N comme NAUFRAGE  vendredi 16 juin

 

        

méduse naugrg -b

Voici la solution de l’énigme à laquelle je m’étais heurté concernant Pierre Philibert III LALIGANT  (voir lettre L). J’aurais pu attendre la lettre R (je dirai pourquoi dans un instant) mais je crains de ne pas tenir jusques là. Résumé: le dénommé  disparaît  des registres  à partir de 1813, non sans avoir fait six enfants à son Ursule. Inutile d'élucubrer: il est  mort,  tout simplement. J’en deviens sûr lorsque je retrouve l’acte de remariage d’Ursule avec le gendarme VIGEANELLE. Décédé le 2 juillet 1816 à 36 ans. Mais où ? Silence étrange et frustrant chaque fois que l’événement est mentionné. Rien à Mussy où sont pourtant nés tous ses enfants, où en 1813, déclarant le dernier, il se dit cafetier, activité sédentaire s’il en est. Après s’être dit auparavant propriétaire, marchand. Un statut professionnel mal défini, au fond. J’en resterai pourtant … médusé  lorsque je connaîtrai le fin mot de l’histoire

      C’est au  hasard d’une recherche parallèle sur  son fils Philibert Émile, futur maître de forges, que je touche le jackpot : son acte de mariage le 28 décembre 1825 à Wassy précise fils de Philibert Laligant mort dans le naufrage de La Méduse le 2 juillet 1816. Je ne me tiens plus d’aise : ma recherche sur un inconnu infime rencontre l’un des faits divers les plus médiatisés du 19è grâce au fameux tableau de Géricault. La date donnée correspond à celle de l’échouement sur un haut fond au large de la Mauritanie  le banc d’Arguin, au sud du cap Blanc. Elle est devenue date officielle  de l’événement qui a connu en fait plusieurs épisodes. Les circonstances exactes de la disparition  de Laligant me restent donc inconnues : tempêtes, coups de lames sur les canots, âpres luttes pour la survie, affres de la faim et de la soif, le fameux radeau  - mangé peut-être..., tombé à l'eau ou noyé volontairement, resté sur la frégate dans une vaine attente. 

             

Méduse

  La question s’impose dans sa formulation la plus attendue: Qu’allait-il faire  dans cette galère, lui, le cafetier, qu’on imagine bien installé derrière son comptoir ? Cafetier, l’appellation  en 1813 est curieuse ; on attendrait plutôt cabaretier ; en 1803  il se disait d’ailleurs marchand. Dans quel négoce ? Faisait-il commerce de café, et plus largement de denrées exotiques?  Imaginons-le soudain pris par le démon de l’aventure, de l’exotisme du commerce des épices et rompant les amarres, ou plus prosaïquement séduit  comme d’autres colons par les nouveaux horizons qu’offre cette expédition partie de Rochefort.  Il s’agissait pour la Restauration de reprendre pied dans les anciens comptoirs du Sénégal  rendus à la France par l’Angleterre.  Il partait sans sa famille,  en éclaireur, tout aise d’embarquer à bord du navire amiral de la flottille, avec le futur gouverneur, et 400 passagers, colons, savants, soldats et membres d’équipage.
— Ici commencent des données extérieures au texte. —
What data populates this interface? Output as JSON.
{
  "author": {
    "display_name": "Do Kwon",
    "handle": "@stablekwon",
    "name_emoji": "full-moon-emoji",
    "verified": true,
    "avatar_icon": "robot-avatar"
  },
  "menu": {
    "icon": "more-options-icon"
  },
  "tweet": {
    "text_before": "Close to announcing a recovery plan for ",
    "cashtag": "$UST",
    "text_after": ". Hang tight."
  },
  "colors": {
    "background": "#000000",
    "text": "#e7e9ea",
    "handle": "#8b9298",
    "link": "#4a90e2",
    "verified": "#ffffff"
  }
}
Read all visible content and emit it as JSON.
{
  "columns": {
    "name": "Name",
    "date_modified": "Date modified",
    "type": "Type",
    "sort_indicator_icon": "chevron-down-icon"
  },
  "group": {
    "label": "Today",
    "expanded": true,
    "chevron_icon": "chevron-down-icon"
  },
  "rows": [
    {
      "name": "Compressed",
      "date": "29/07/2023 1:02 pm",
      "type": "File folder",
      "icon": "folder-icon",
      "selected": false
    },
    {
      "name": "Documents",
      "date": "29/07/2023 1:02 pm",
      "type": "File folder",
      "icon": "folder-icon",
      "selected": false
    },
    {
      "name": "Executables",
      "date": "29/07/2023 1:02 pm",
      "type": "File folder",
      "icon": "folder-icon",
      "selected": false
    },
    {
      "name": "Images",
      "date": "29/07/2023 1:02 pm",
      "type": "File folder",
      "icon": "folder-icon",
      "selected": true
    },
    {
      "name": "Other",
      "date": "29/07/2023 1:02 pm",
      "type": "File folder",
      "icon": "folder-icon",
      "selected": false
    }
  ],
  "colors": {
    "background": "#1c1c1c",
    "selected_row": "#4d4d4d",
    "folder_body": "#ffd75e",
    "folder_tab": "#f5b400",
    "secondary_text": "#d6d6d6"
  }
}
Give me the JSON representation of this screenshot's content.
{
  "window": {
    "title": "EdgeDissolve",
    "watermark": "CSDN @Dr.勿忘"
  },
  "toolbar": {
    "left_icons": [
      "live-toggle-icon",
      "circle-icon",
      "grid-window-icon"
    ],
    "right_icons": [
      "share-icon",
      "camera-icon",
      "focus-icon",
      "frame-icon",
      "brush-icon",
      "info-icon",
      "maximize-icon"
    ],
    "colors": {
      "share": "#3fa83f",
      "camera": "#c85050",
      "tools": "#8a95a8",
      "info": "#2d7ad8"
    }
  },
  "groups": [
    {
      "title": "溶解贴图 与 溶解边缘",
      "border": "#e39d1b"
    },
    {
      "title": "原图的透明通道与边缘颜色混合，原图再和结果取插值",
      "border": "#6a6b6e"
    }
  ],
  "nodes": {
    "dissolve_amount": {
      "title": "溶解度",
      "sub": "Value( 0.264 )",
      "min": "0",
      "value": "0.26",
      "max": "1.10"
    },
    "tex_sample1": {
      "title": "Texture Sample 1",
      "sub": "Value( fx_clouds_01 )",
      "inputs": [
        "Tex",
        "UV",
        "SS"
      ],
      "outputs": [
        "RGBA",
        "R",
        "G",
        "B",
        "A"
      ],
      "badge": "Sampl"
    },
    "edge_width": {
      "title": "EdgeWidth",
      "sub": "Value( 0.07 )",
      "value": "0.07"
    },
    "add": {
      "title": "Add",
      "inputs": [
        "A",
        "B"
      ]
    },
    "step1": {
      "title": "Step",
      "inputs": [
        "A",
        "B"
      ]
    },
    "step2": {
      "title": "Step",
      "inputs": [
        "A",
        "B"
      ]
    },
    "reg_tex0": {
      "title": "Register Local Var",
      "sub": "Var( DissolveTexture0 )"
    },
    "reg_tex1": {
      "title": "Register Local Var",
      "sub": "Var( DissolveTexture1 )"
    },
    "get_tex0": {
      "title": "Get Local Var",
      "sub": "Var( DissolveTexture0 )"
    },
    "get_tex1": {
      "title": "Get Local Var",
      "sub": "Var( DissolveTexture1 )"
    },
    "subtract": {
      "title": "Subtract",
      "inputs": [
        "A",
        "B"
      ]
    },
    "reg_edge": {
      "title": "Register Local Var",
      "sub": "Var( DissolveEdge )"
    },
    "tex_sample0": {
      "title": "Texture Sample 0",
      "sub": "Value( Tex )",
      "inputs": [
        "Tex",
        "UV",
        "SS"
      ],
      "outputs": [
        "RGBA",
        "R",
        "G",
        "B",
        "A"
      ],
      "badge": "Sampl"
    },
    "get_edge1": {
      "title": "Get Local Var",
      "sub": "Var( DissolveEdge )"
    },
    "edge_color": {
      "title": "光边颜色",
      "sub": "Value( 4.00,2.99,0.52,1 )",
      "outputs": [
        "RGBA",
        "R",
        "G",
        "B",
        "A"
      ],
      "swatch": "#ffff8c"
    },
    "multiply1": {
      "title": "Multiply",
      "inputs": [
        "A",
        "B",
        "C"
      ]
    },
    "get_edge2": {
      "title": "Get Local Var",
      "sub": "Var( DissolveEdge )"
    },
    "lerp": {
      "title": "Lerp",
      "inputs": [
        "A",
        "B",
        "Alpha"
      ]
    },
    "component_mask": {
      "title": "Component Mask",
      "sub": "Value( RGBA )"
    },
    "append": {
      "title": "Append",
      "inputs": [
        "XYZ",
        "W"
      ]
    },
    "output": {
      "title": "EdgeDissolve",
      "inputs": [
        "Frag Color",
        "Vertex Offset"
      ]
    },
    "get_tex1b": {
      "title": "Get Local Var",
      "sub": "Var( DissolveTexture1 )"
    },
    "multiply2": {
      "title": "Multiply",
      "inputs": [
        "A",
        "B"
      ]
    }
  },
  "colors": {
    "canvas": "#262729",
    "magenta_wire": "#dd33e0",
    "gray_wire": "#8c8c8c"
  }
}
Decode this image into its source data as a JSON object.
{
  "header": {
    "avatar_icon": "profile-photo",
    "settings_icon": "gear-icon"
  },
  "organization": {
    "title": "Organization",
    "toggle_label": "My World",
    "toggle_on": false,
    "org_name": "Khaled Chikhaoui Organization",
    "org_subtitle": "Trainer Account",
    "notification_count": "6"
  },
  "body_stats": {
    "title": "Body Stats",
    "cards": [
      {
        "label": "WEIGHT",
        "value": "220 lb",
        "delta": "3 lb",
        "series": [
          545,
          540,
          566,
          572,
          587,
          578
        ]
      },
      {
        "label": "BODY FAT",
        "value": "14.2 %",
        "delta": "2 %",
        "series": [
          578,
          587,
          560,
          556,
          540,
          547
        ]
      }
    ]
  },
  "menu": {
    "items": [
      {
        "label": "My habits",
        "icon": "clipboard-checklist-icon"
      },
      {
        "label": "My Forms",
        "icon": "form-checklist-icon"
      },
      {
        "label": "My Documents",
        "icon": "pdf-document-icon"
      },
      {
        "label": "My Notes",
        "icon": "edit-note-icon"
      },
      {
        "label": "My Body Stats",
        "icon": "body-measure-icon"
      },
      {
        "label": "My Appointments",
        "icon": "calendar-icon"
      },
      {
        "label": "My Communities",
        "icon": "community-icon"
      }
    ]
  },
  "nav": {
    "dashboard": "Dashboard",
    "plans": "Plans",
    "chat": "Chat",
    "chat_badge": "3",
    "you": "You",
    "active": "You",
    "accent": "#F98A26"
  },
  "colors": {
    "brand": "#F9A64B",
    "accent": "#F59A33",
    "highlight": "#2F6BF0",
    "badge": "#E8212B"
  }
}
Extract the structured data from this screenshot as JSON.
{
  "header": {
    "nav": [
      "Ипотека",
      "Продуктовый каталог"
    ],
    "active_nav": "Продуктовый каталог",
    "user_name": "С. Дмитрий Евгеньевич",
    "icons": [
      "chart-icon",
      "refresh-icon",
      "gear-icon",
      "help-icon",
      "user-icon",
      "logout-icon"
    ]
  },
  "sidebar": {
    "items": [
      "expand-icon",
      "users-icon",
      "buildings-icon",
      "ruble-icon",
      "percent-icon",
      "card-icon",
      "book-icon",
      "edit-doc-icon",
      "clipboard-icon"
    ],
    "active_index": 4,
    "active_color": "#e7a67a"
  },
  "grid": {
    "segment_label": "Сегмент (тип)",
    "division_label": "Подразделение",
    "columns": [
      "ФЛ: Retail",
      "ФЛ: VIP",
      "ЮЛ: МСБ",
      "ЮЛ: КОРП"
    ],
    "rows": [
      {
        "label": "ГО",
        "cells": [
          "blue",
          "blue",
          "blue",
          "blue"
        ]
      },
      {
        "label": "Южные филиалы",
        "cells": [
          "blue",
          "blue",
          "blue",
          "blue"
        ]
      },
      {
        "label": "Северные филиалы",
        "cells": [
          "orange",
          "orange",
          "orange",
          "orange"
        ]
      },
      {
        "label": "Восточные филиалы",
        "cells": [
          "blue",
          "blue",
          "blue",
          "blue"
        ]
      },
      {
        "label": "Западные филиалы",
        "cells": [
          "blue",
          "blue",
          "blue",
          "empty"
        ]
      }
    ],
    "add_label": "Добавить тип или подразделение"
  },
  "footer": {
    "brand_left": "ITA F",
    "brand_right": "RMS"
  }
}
Il existe des récits de rescapés (de Brédif notamment qui  put embarquer sur une chaloupe) mais pas de listes de passagers, à ma connaissance. L’impéritie du commandant Duroy de Chaumareys sera sanctionnée par trois ans de prison lors d’un procès retentissant qui fut celui de l’incompétence  d’un faux marin autant que d’un retour mal vécu à la monarchie.

naufra radeau

La radiation de l’ancien émigré des ordres de Saint-Louis et de la Légion d’Honneur marqua les esprits- moins, évidemment, que le tableau monumental et provocateur que Géricault expose deux ans seulement après le procès. Un tabou pèse sur l’épisode. L’État refuse le titre proposé  par le peintre « le radeau de la Méduse » et préfère un plus général  « scène de naufrage »; il achète le tableau,  le fait déclouer et rouler dans les greniers du Louvre. On comprend mieux  le silence dont les registres que j’ai consultés entourent la date fatale.  Chaumareys paiera au centuple son crime: libéré en 1820, il se retire dans son château près de Bellac mais on sait tout de son comportement honteux: dès qu'il sort, on l'injurie, les enfants lui jettent des pierres. Il ne sort plus et meurt en 1841 après 20 ans de réclusion forcée. Plus tard sa dépouille sera même transportée du cimetière à la fosse commune.